ROMEO War ich dein Vögelchen!
JULIA Ach wärst du's. Lieber! Doch hegt und pflegt ich dich gewiß zu Tod. Nun gute Nacht! So süß ist Trennungswehe, Ich rief wohl gute Nacht, bis ich den Morgen sähe.
(Sie geht zurück.)
ROMEO Schlaf wohn auf deinem Aug, Fried in der Brust! O wär ich Fried und Schlaf und ruht in solcher Lust! Ich will zur Zell des frommen Vaters gehen, Mein Glück ihm sagen und um Hülf ihn flehen.
(Ab.)
DRITTE SZENE
([Ein Klostergarten] Bruder Lorenzos Zelle)
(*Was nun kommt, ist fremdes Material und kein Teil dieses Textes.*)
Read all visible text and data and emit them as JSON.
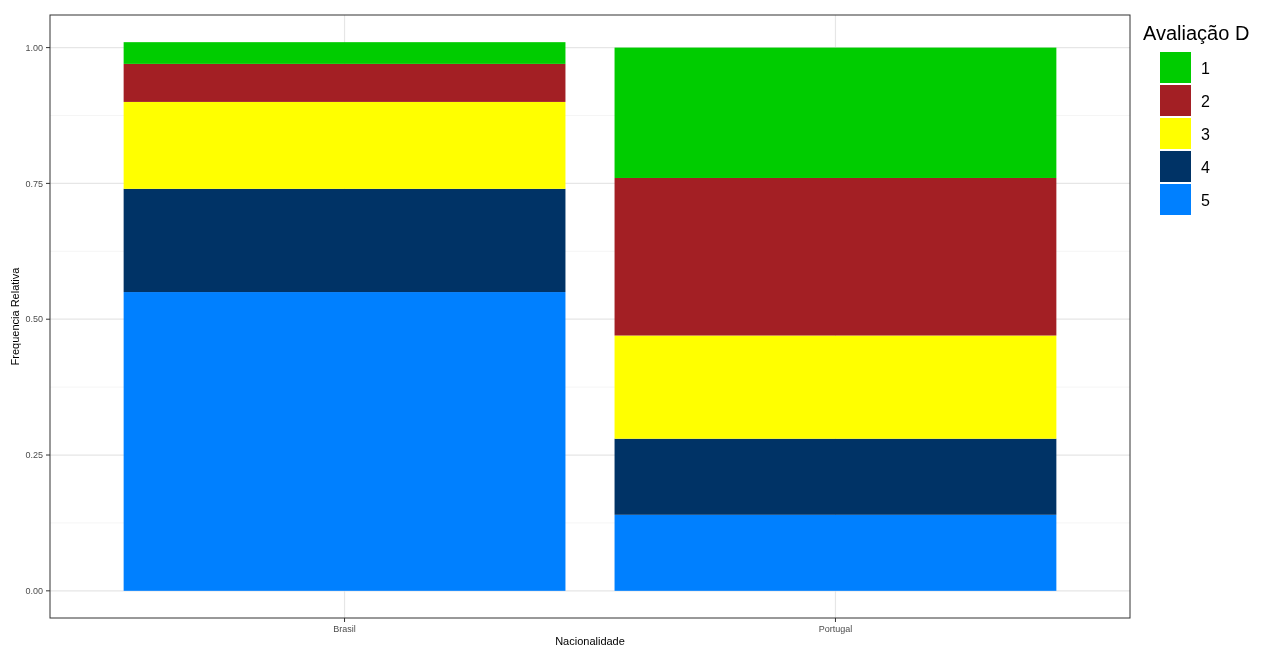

(Bruder Lorenzo mit einem Körbchen.)
LORENZO Der Morgen lächelt froh der Nacht ins Angesicht Und säumet das Gewölk im Ost mit Streifen Licht. Die matte Finsternis flieht wankend, wie betrunken, Von Titans Pfad, besprüht von seiner Rosse Funken. Eh höher nun die Sonn ihr glühend Aug erhebt, Den Tau der Nacht verzehrt und neu die Welt belebt, Muß ich dies Körbchen hier voll Kraut und Blumen lesen, Voll Pflanzen giftger Art und diensam zum Genesen. Die Mutter der Natur, die Erd, ist auch ihr Grab, Und was ihr Schoß gebar, sinkt tot in ihn hinab, Und Kinder mannigfalt, so all ihr Schoß empfangen, Sehn wir, gesäugt von ihr, an ihren Brüsten hangen. An vielen Tugenden sind viele drunter reich, Ganz ohne Wert nicht eins, doch keins dem andern gleich. Oh, große Kräfte sinds, weiß man sie recht zu pflegen, Die Pflanzen, Kräuter, Stein in ihrem Innern hegen; Was nur auf Erden lebt, da ist auch nichts so schlecht, Daß es der Erde nicht besondern Nutzen brächt. Doch ist auch nichts so gut, das, diesem Ziel entwendet, Abtrünnig seiner Art, sich nicht durch Mißbrauch schändet. In Laster wandelt sich selbst Tugend, falsch geübt, Wie Ausführung auch wohl dem Laster Würde gibt. Die kleine Blume hier beherbergt giftge Säfte In ihrer zarten Hüll und milde Heilungskräfte! Sie labet den Geruch und dadurch jeden Sinn; Gekostet, dringt sie gleich zum Herzen tötend hin. Zwei Feinde lagern so im menschlichen Gemüte Sich immerdar im Kampf: verderbter Will und Güte, Und wo das Schlechtre herrscht mit siegender Gewalt, Dergleichen Pflanze frißt des Todes Wurm gar bald.